JAKARTA—-Ketua Asosiasi Industri Perangkat Telematika Indonesia (AIPTI) Ali Soebroto menyambut baik kebijakan yang dilakukan tiga kementerian untuk mengeluarkan regulasi terkait validasi (pengendalian) IMEI.
“Validasi IMEI akan menghentikan penjualan ponsel ilegal dari pasar gelap (black market), karena menggunakan sistem kontrol elektronik.,” ujar Ali ketika dihubungi Peluang, Sabtu (3/8/19).
Cara lain seperti pencegahan ponsel ilegal dari pengendalian fisik yang diperankan oleh Ditjen Bea dan Cukai hanya bisa dijamin untuk importasi melalui pelabuhan laut maupun udara, temuan yang ada melalui perahu dan kapal cepat diluar pelabuhan.
Sementara dari pengendalian adminstrasi yang diperani oleh Kementerian Perdagangan mengalami kendala karena pada umumnya produk ponsel ilegal ini tidak didisplay atau dijual secara sembunyi.
“Pengendalian Elektronik dgn IMEI akan sangat efektif, karena sistem akan menolak ponsel yang tidak terdaftar nomer IMEI-nya,” kata dia lagi.
Lanjut Ali, kontrol IMEI bisa dianalogikan dengan pengendalian lalu lintas dengan CCTV, di mana tidak ada satu kendaraan yang bisa lolos dari pelanggaran.
Hanya saja ada satu risiko pengendalian elektronik dengan IMEI umtuk ponsel ber-Tingkat Komponen Dalam Negeri (TKDN) yang diekspor kemudian diimpor kembali. Apabila terjadi tanpa memenuhi kewajiban pajaknya, maka ponsel ini tidak bisa dideteksi sebagai ponsel ilegal lagi, karena IMEI-nya sdh terdaftar dan persyaratan TKDN-nya sudah terpenuhi.
“Cara mengatasi risiko ini, adalah pemerintah mewajibkan eksporter melaporkan nomer IMEI-nya untuk dikarantina. Apabila ponsel tersebut masuk kembali pasar Indonesia, harus dipenuhi kewajiban pajaknya baru bisa lepas dari karantina,” usul Ali.
Penyebab Ponsel Ilegal Jadi Murah
Selain Ponsel BM bisa lebih murah karena tidak membayar Pajak PPN dan Pph-22, ada hal lain mengapa ada yang tergiur menyelundupkan ponsel ilegal dari negeri jiran ke Indonesia.
Ali Soebroto mengungkapkan penjualan ponsel di Singapora menggunakan Plan (kontrak) karena konsumen hanya menggunakan satu operator tetap (tidak berganti operator) dan penggunaan komunikasi hampir rata tiap bulannya. Itu sebabnya harga ponsel cerdas di sana, seperti i-Phone bisa jauh lebih murah,.
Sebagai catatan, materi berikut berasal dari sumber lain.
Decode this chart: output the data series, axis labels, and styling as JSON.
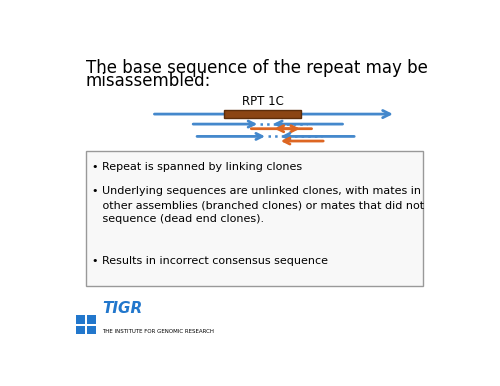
{
  "title_line1": "The base sequence of the repeat may be",
  "title_line2": "misassembled:",
  "title_fontsize": 12,
  "slide_bg": "#ffffff",
  "rpt_label": "RPT 1C",
  "bullet1": "• Repeat is spanned by linking clones",
  "bullet2": "• Underlying sequences are unlinked clones, with mates in\n   other assemblies (branched clones) or mates that did not\n   sequence (dead end clones).",
  "bullet3": "• Results in incorrect consensus sequence",
  "blue_color": "#4488cc",
  "orange_color": "#dd6622",
  "rpt_fill": "#8b4513",
  "rpt_edge": "#5c2d0a",
  "tigr_blue": "#2277cc",
  "box_bg": "#f8f8f8",
  "box_edge": "#999999",
  "bullet_fontsize": 8.0
}
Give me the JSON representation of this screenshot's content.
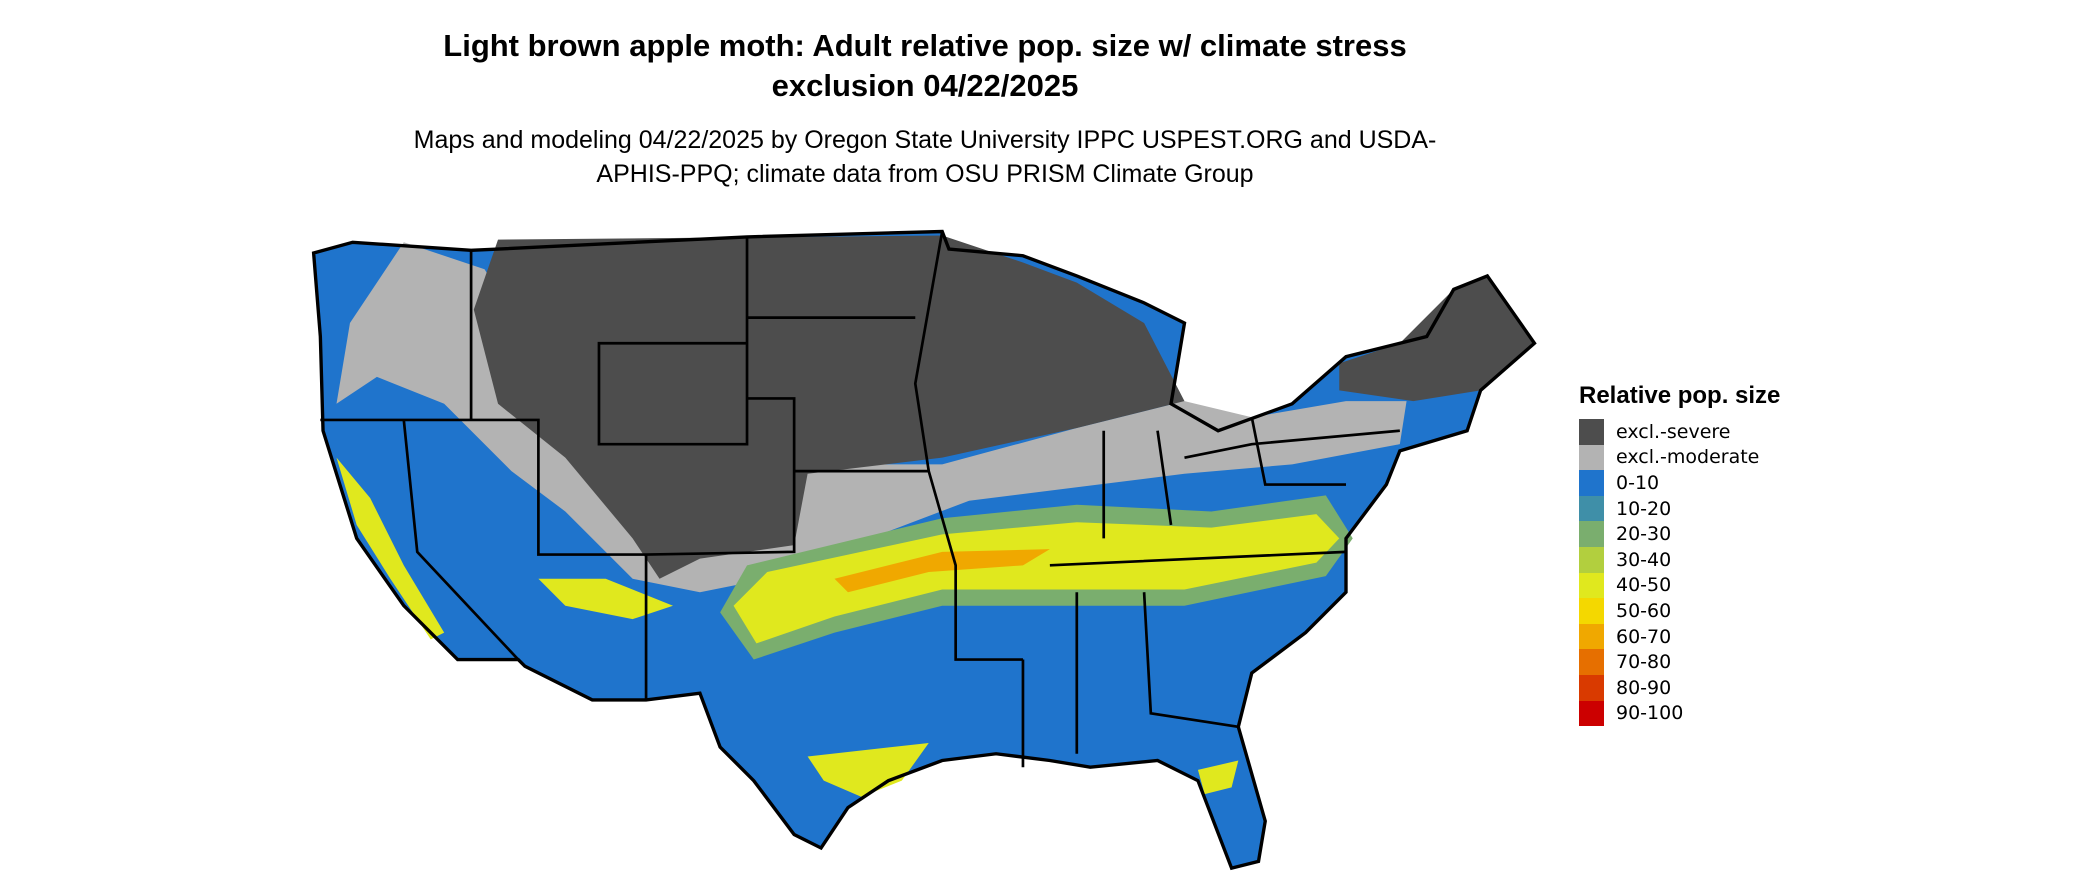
{
  "title": "Light brown apple moth: Adult relative pop. size w/ climate stress exclusion 04/22/2025",
  "subtitle": "Maps and modeling 04/22/2025 by Oregon State University IPPC USPEST.ORG and USDA-APHIS-PPQ; climate data from OSU PRISM Climate Group",
  "legend": {
    "title": "Relative pop. size",
    "items": [
      {
        "label": "excl.-severe",
        "color": "#4d4d4d"
      },
      {
        "label": "excl.-moderate",
        "color": "#b3b3b3"
      },
      {
        "label": "0-10",
        "color": "#1f74cc"
      },
      {
        "label": "10-20",
        "color": "#3f8fa8"
      },
      {
        "label": "20-30",
        "color": "#7aae6e"
      },
      {
        "label": "30-40",
        "color": "#b2cf3e"
      },
      {
        "label": "40-50",
        "color": "#e0e81e"
      },
      {
        "label": "50-60",
        "color": "#f4d800"
      },
      {
        "label": "60-70",
        "color": "#f0a800"
      },
      {
        "label": "70-80",
        "color": "#e66f00"
      },
      {
        "label": "80-90",
        "color": "#d93a00"
      },
      {
        "label": "90-100",
        "color": "#cc0000"
      }
    ]
  }
}
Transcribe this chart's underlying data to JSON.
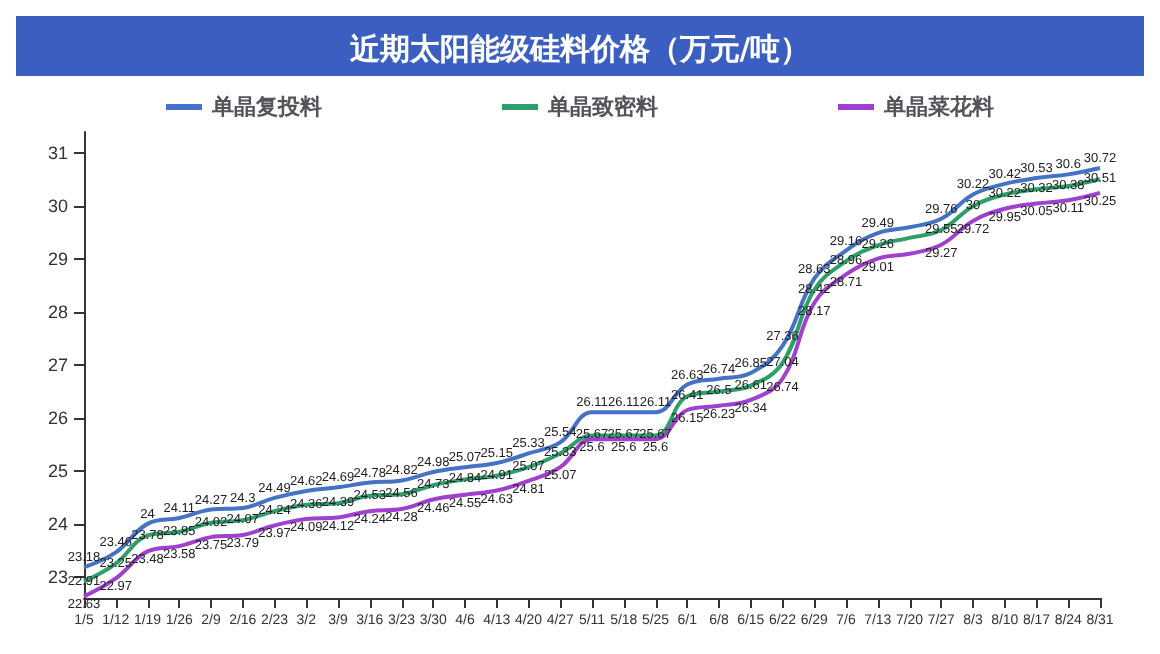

Hal ini juga dibenarkan pengamat bisnis ponsel Lucky Sebastian yang menyebutkan selisih harga ponsel di Singapura dengan Indonesia bisa mencapai Rp1,5 juta hingga Rp4 juta. Penjual ponsel ilegal membeli dua perangkat dilepas dari kotaknya hingga lolos dari pemeriksaan Bea Cukai karena dianggap milik sendiri.
“Bila dihitung dengan biaya tiket pesawat bisnis dan selisih harga yang jauh, si penjual bisa meraup keuntungan jutaan rupiah sekali berpergian. Tentunya tidak bisa sering-sering, tetapi kalau sebulan dua atau tiga kali saja keuntungan besar,” ungkap Lucky (Irvan Sjafari).